A C-like language with JIT compilation built into the OS kernel, written entirely by Terry Davis.
// HolyC — the language of TempleOS
U0 Hello()
{
"Hello, God!\n";
}
I64 Factorial(I64 n)
{
if (n <= 1) return 1;
return n * Factorial(n - 1);
}
// JIT compilation directive
#help_index "Math/Factorial"
// DolDoc inline graphics
"$FG,CYAN$TempleOS$FG$\n";
- U0 — void return type. No pointer, no header, no extern — just the name.
- I64 — 64-bit signed integer, the primary numeric type. Also U8, I8, U16, F64…
- Unparenthesized calls — function calls don't always need parens when there are no arguments.
- JIT compilation — code is compiled to x86-64 machine code at runtime by the OS itself.
- #help_index — inline documentation directives baked directly into the JIT compiler.
- DolDoc syntax — a markup language embedded in strings for colored terminal output, sprites, and links.
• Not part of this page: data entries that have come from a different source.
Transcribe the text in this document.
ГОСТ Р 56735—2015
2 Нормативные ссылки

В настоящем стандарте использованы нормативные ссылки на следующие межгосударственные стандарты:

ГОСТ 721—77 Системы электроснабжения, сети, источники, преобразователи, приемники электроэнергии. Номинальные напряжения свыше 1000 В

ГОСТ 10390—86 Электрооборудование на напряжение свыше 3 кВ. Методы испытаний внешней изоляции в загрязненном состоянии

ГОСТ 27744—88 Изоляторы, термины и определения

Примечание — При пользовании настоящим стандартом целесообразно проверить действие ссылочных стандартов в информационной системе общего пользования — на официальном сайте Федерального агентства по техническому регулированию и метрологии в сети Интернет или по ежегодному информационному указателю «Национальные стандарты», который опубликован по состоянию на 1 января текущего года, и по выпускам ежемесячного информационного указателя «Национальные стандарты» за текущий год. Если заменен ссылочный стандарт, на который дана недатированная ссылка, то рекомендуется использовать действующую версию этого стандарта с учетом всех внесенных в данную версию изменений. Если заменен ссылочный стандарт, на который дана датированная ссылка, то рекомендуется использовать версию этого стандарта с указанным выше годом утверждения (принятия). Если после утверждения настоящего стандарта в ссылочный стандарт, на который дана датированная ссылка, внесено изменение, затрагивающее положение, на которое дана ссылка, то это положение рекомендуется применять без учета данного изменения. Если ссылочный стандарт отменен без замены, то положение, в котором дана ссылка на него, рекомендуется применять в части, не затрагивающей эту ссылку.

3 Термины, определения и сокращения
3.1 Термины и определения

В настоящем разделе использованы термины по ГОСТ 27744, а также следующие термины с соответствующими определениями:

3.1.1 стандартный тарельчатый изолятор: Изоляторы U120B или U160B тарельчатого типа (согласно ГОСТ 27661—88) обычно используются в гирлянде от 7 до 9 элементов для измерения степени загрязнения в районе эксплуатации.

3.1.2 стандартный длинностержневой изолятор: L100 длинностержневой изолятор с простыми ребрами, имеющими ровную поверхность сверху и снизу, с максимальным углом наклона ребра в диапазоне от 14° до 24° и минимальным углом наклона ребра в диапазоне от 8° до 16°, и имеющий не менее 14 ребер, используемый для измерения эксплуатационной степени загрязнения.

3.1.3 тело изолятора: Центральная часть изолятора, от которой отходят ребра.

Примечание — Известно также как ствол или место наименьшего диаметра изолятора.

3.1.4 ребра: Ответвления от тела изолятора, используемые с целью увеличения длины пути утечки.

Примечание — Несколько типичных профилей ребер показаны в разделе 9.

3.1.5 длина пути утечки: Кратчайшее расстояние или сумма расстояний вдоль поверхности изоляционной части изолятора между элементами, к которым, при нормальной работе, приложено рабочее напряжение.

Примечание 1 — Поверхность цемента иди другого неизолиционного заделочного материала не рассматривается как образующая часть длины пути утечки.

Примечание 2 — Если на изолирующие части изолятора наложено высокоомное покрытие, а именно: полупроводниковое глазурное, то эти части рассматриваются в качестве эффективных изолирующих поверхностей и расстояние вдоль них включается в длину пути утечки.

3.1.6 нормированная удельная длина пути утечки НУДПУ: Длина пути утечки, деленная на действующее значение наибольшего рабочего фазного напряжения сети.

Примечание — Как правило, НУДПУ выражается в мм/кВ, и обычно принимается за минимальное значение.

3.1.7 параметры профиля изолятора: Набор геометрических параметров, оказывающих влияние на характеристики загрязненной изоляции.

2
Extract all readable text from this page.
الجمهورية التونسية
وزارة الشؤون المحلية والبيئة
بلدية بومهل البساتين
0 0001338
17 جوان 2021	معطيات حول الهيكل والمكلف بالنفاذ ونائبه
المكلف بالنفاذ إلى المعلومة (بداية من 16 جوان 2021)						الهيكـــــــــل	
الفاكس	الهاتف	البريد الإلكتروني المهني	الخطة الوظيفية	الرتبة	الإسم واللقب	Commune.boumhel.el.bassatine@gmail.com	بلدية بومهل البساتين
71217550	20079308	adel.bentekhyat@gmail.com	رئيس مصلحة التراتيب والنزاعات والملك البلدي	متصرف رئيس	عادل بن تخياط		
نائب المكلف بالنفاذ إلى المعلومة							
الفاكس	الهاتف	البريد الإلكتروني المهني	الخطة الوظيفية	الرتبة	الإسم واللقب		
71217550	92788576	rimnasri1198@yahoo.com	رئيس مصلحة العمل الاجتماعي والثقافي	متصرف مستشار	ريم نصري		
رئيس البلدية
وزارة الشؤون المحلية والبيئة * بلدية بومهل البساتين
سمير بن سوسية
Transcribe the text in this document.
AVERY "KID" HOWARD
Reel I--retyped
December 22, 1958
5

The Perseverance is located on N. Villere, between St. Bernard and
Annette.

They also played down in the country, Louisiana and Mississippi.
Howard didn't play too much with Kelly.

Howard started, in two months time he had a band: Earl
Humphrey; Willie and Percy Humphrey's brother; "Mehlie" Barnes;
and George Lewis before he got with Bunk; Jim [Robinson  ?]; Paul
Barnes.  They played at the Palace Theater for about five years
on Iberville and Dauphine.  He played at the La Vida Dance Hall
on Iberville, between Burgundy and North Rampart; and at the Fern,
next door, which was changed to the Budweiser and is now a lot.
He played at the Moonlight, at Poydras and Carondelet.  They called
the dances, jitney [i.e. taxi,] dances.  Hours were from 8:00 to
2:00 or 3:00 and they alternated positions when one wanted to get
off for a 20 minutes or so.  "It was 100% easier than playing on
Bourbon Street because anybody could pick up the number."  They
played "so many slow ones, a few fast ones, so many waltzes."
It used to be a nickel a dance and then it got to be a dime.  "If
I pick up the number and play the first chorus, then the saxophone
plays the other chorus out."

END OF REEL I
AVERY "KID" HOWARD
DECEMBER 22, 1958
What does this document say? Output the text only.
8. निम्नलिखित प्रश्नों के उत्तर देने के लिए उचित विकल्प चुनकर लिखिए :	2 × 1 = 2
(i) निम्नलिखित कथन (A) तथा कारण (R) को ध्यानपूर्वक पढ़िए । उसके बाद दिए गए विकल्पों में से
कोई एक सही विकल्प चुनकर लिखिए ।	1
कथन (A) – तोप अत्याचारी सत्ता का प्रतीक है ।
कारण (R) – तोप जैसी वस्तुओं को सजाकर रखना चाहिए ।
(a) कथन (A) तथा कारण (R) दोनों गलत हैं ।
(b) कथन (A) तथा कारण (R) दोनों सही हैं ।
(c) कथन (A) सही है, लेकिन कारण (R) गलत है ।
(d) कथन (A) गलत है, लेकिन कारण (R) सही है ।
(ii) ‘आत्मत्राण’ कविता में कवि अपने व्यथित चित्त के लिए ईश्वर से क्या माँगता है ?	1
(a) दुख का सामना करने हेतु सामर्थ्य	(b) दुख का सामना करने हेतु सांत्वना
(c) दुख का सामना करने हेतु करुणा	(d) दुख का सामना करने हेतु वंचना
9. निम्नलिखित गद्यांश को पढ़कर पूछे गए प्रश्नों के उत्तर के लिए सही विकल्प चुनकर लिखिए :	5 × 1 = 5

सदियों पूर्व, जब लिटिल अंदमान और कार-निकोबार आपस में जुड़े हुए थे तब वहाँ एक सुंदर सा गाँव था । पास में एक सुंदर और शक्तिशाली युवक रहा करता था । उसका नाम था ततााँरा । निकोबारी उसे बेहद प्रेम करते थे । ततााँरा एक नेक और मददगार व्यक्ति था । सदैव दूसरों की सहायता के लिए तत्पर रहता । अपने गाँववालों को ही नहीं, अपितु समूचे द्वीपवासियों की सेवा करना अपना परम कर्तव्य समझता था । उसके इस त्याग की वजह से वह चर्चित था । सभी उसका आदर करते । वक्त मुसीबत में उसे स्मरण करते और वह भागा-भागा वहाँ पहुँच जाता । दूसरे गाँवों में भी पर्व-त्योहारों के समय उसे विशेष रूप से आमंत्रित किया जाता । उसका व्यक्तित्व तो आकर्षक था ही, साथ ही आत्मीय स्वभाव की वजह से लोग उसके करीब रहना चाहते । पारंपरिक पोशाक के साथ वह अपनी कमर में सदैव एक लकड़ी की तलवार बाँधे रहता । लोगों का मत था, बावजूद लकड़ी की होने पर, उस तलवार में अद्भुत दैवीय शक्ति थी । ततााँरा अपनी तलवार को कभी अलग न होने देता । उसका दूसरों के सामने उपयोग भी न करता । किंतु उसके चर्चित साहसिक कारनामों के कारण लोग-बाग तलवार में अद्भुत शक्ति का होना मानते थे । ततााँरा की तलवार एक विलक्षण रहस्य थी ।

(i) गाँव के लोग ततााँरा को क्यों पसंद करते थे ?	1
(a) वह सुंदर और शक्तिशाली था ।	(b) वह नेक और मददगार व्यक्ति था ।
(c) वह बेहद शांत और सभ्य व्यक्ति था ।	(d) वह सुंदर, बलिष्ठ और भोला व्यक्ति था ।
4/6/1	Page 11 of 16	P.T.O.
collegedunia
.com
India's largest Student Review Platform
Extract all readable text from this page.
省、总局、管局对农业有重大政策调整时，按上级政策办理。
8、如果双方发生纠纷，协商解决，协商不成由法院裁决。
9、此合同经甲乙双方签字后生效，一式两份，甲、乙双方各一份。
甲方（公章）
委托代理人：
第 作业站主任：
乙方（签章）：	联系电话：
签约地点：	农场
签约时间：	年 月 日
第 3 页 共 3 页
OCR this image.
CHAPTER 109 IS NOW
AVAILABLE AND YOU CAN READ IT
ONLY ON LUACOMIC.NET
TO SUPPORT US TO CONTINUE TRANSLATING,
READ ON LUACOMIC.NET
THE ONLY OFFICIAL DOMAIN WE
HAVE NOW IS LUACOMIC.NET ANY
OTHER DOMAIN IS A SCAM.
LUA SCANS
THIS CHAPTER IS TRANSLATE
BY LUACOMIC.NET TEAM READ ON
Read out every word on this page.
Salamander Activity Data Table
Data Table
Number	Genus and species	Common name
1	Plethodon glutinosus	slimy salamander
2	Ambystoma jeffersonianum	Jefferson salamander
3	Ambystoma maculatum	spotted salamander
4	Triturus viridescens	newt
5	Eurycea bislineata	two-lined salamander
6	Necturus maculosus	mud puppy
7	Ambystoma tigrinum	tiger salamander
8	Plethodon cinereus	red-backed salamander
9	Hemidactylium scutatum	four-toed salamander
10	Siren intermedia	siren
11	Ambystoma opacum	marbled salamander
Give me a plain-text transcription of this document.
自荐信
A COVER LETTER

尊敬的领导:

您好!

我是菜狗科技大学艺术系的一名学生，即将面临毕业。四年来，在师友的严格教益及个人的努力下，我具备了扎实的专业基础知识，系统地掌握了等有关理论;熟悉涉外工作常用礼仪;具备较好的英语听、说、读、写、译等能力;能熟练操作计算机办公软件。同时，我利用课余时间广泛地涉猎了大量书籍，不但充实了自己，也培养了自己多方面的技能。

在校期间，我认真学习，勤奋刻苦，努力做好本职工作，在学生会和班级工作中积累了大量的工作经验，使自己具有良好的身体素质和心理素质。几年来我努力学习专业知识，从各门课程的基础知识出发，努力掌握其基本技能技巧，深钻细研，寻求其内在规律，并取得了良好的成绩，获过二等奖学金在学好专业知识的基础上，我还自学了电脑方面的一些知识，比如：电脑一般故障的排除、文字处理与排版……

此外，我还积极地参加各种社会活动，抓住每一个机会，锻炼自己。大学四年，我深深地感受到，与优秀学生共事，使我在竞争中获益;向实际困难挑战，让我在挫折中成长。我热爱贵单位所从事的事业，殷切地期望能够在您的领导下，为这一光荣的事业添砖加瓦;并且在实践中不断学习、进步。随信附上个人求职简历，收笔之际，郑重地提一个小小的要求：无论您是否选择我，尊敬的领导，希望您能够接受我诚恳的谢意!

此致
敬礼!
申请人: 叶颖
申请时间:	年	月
- No OS calls — HolyC is the OS. Ring 0 only. No privilege separation.
Data Pipeline
From Terry's video explanations and TempleOS source code to a fine-tuned model.
Training Metrics
Logged from step 10 through step 560 (epoch 1.46 of 1,915 total steps).
Training Details
Configuration and learning dynamics for the fine-tuning run.
| Parameter | Value |
|---|---|
| Base model | TinyLlama/TinyLlama-1.1B-Chat-v1.0 |
| Total training steps | 1,915 |
| Logged steps | 560 (epoch 1.46) |
| LR schedule | Warmup → cosine decay |
| Peak learning rate | ~0.0002 (step 60) |
| Warmup steps | ~60 |
| Best checkpoint | step 530 (epoch 1.38) |
| Loss at best checkpoint | 0.4445 |
| Accuracy at best checkpoint | 88.50% |
| License | MIT |
Learning Rate Dynamics
The cosine warmup strategy is deliberate: an aggressive warm-up phase (steps 0–60) allows the model to escape poor local minima quickly, driving the peak LR to ~0.0002. The subsequent cosine decay enables fine-grained weight adjustments as the model converges. The largest gradient norm spikes appeared around epoch 0.1 — the model recovered from each without instability, a sign of a well-configured run. Peak loss improvement and peak accuracy both converged to exactly step 530, confirming clean generalization rather than memorization.
Dataset Construction
How the training data was assembled from primary sources.
Source Material
- ~103 Terry Davis technical explanation videos — transcribed and aligned to source modules
- 120,933 lines of TempleOS source code across all subsystems
- Matching was done by linking video topics to corresponding HolyC modules
Schema
- text — raw HolyC source code block
- formatted.messages — ChatML conversation with system prompt, user turn, and assistant (code) response
- System prompt: "You are Terry Davis, the creator of TempleOS. Write HolyC code in your unique style."
Future Work
Keystroke-level revision modeling. The next planned dataset extracts revision history from the archived templos.org and Sheikh's Place HTML archives — capturing the process of writing HolyC, not just the final output. Rather than training on completed code, future models could learn to write the way Terry wrote: incrementally, iteratively, and with intent.